Mrunal M. Chavan
About the Authors
Breck Baldwin is the Founder and President of Alias-i/LingPipe. The company focuses on system building for customers, education for developers, and occasional forays into pure research. He has been building large-scale NLP systems since 1996. He enjoys telemark skiing and wrote DIY RC Airplanes from Scratch: The Brooklyn Aerodrome Bible for Hacking the Skies , McGraw-Hill/TAB Electronics .
This book is dedicated to Peter Jackson, who hired me as a consultant for Westlaw, before I founded the company, and gave me the confidence to start it.
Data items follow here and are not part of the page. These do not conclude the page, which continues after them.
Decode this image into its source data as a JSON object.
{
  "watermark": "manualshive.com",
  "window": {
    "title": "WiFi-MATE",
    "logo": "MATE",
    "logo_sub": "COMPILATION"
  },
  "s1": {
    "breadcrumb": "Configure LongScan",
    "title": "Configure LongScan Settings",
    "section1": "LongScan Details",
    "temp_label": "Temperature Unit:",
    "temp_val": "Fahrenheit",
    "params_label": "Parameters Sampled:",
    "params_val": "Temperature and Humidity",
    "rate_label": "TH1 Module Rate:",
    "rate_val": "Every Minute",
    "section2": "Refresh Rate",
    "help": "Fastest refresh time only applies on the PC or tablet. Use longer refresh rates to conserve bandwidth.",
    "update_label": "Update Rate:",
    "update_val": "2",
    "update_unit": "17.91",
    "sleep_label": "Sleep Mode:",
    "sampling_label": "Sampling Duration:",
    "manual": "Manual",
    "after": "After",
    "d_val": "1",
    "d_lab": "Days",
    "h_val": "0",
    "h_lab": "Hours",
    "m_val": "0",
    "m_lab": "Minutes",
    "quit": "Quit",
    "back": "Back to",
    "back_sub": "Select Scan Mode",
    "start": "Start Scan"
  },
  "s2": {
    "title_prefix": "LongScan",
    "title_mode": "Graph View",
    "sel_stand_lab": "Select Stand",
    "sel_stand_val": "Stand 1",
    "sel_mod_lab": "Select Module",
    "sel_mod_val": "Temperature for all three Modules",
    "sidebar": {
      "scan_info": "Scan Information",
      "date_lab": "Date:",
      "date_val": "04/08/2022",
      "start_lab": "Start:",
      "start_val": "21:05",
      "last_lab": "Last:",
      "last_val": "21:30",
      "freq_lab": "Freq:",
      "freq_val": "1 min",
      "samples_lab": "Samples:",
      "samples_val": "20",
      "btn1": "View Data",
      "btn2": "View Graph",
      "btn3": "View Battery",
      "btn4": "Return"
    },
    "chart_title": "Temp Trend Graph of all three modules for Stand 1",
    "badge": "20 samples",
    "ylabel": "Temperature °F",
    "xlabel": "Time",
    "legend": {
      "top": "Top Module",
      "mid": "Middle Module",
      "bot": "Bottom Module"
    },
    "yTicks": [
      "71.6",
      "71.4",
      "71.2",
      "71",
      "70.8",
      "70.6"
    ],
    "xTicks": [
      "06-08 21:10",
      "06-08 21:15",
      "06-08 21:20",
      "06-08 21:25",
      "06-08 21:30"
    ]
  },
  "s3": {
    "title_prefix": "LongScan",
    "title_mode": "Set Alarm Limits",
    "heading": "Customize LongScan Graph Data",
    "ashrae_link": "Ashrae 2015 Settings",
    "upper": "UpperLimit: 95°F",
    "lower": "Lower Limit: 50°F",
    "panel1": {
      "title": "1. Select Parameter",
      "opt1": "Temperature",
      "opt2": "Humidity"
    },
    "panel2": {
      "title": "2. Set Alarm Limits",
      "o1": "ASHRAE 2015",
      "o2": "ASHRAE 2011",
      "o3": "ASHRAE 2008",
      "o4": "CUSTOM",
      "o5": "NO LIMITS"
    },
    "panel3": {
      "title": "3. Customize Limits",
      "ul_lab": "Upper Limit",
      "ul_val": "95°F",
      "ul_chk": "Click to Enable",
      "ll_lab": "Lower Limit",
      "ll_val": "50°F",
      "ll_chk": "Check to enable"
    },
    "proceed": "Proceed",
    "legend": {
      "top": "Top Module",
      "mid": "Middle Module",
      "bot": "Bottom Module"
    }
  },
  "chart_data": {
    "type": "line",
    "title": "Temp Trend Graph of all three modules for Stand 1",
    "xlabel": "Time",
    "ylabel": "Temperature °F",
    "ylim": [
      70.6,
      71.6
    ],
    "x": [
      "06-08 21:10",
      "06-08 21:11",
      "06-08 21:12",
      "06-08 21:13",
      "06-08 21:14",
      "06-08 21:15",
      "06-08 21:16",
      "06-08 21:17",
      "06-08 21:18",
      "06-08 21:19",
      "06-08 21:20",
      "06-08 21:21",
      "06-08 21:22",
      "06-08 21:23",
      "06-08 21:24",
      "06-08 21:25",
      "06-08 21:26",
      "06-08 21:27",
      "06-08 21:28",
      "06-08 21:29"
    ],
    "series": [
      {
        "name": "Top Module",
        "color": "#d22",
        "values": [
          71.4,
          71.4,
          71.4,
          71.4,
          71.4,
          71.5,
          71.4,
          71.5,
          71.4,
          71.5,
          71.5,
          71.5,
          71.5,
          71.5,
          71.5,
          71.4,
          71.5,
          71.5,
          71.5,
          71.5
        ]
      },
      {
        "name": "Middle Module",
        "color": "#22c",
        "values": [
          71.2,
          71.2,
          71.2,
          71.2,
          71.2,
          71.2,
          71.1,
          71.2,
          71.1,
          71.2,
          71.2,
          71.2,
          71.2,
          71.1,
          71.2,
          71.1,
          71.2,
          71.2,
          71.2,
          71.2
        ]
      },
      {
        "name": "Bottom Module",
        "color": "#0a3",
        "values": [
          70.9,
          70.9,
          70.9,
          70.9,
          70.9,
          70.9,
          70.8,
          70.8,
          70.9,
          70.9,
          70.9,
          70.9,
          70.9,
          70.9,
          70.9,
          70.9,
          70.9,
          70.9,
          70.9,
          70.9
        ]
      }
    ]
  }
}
He served on my advisory board until his untimely death, and I miss him terribly.
Fellow Aristotelian, Bob Carpenter, is the architect and developer behind the LingPipe API. It was his idea to make LingPipe open source, which opened many doors and led to this book.
Mitzi Morris has worked with us over the years and has been instrumental in our challenging NIH work, the author of tutorials, packages, and pitching in where it was needed.
Jeff Reynar was my office mate in graduate school when we hatched the idea of entering the MUC-6 competition, which was the prime mover for creation of the company; he now serves our advisory board.
Our volunteer reviewers deserve much credit; Doug Donahue and Rob Stupay were a big help. Packt Publishing reviewers made the book so much better; I thank Karthik Raghunathan, Altaf Rahman, and Kshitij Judah for their attention to detail and excellent questions and suggestions.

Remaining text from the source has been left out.